To be totally honest I'm not sure if it's the information recall or the fact the information is only partly there, so I end up having to guestimate in real time which other peple don't need to do it seems, hence I look like I've stalled but it feels like I need to really concentrate on the process of recall, I have to manually bring the picture into the centre of my mind then manually grab in my mind something that relates to it, then the other related things pop up partly & I have to make some sense of that..... the whole process is incredibly slow, on one psychometric test in the past my processsing speed was down as 80 - hard to say if it's the speed that's the root or the fact my brains works in a bizzare way that's causing me to take a long time, strange because I have an incredibly fast reaction time - I remember some light flash reaction test in science where I came second behind a semi pro swimmer speed wise.
Maybe I was born with a brain injury, my mum's finally going to get on the phone to the ADD "specialist" (he told me ADHD-PI didn't exist then later diagnosed me with it in a report, my mum now tells me he was helping out because of a lack of ADD specialists, I never picked that up or I wouldn't have wasted anymore time seeing him again & listening to him talk BS about medication/drugs.).
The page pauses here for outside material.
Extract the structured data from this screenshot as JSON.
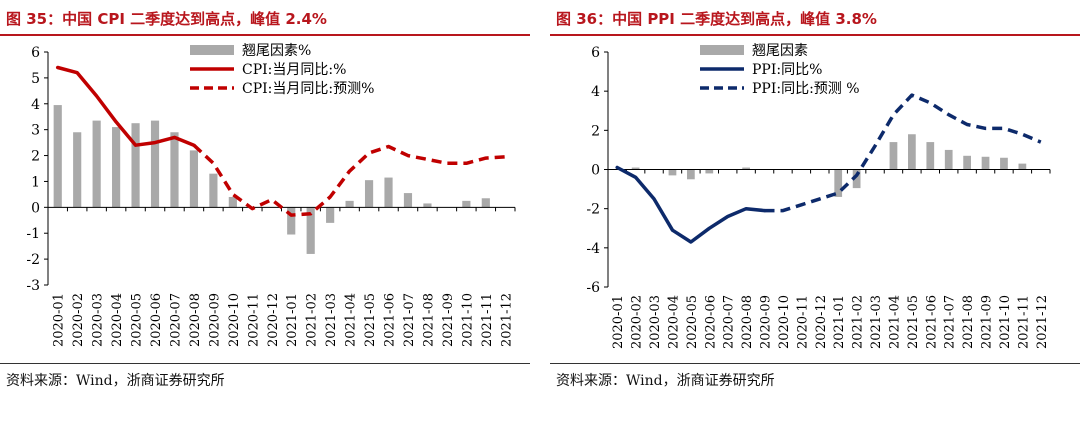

I've emailed him twice with no reply 4 months back now, even sent an email to his secretary who assured me he definately got it, my doctor sent a letter to him at the start of June, still with no reply not even and acknowledgement because he agrees that I should see a Neurologist but has to run it by the ADD "Specialist" first.
Last edited by delic on 20 Jul 2011, 10:20 am, edited 1 time in total.
Aw that sucks--sorry you couldn't find anything!
It's understandable to not want to be misdiagnosed with ASD.... ASD and ADHD share a lot of characteristics it seems.
Good idea!
That sucks that you haven't heard anything back...seems kinda weird that your GP has to run something by the ADD specialist if he isn't really a specialist and isn't even getting back to anybody.
I hope that you get to see someone soon!